RICHARD is on his way back to Malibu, his second round trip of the day, and he's in a bad mood. Traffic. For the first time he understands what everyone is always talking about. He's on the 10 and he's just standing there, there's no flow. The highway is old and imperfect, the road is crumbling concrete, asphalt. Why are the highways in the East blacktop and the ones in the West asphalt? Does it have to do with heat, with creating a reflective surface, an ugly America? He's worn out, thinking about hard numbers, knocking the house down, the color lady not taking no for an answer.

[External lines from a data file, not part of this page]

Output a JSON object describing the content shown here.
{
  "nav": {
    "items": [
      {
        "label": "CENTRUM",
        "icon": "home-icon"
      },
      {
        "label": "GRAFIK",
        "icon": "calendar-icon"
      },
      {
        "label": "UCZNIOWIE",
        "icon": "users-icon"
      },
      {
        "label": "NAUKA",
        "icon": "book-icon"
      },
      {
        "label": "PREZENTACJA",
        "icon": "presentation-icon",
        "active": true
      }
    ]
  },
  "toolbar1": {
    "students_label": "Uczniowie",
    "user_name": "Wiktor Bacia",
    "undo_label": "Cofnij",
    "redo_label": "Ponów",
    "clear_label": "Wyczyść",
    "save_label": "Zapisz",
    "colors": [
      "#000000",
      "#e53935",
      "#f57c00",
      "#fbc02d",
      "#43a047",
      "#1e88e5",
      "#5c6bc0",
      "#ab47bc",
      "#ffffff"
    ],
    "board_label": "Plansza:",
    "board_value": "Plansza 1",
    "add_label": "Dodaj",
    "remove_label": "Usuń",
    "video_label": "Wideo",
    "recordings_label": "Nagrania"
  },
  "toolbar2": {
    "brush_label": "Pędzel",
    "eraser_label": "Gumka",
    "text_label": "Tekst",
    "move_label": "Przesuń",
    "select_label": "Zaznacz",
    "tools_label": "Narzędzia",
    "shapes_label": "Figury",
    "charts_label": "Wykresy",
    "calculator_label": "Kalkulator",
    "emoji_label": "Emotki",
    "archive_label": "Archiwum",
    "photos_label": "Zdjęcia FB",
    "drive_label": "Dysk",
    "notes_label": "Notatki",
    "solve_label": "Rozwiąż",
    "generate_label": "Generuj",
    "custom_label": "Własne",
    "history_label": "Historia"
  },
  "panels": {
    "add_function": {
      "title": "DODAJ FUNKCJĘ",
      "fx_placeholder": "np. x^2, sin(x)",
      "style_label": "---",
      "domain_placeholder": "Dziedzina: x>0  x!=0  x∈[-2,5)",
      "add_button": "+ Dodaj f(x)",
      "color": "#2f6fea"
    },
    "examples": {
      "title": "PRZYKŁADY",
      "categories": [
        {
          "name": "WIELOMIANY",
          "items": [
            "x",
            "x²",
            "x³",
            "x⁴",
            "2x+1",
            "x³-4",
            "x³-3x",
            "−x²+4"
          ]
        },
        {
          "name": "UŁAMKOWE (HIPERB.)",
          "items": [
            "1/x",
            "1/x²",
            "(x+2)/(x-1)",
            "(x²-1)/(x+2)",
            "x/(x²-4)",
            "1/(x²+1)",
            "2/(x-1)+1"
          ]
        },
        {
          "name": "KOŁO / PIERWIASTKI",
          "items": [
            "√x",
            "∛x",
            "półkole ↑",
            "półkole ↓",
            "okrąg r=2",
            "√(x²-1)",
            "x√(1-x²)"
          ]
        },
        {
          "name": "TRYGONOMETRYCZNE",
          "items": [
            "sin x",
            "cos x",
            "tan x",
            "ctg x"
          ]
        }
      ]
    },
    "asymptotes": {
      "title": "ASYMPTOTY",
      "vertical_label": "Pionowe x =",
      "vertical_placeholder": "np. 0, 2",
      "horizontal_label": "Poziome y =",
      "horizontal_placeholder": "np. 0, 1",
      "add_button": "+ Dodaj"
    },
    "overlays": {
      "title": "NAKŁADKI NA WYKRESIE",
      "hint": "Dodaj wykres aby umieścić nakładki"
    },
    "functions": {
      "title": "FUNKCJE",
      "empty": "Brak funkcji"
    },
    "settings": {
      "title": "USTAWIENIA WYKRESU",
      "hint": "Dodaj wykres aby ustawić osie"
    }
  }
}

Everything is not perfect, it is ugly, scrubby, scruffy, beige like it was bleached but got dirty. Even though it is a car culture, all the ones around him are lousy: old, rusted, late-model. He's behind the wheel mentally writing his treatise, his exegesis on Los Angeles and the car, when he realizes that he's hearing SOS in his head. SOS in Morse code, repeating. SOS. Dot, dot, dot. Dash, dash, dash. Dot, dot, dot.
He looks at the car in front of him and could swear that the brake lights are flashing a distinct sequence — SOS, SOS.
The highway opens up, the speed picks up. The guy ahead of him changes lanes. The taillights show no signal except the continuing SOS, which never falls out of sequence, even during the lane change. SOS. SOS.
Someone is doing it. Someone is doing it and the guy doesn't know. Richard accelerates. The guy looks at him in his rearview mirror. Richard stares back. The guy glowers and changes lanes. Richard follows him. SOS. SOS.
Richard beeps at the car in the same dot-dash pattern. He beeps and then pauses and beeps again. SOS. SOS. The brake lights flash.
Richard beeps two short beeps. The lights flash two short flashes.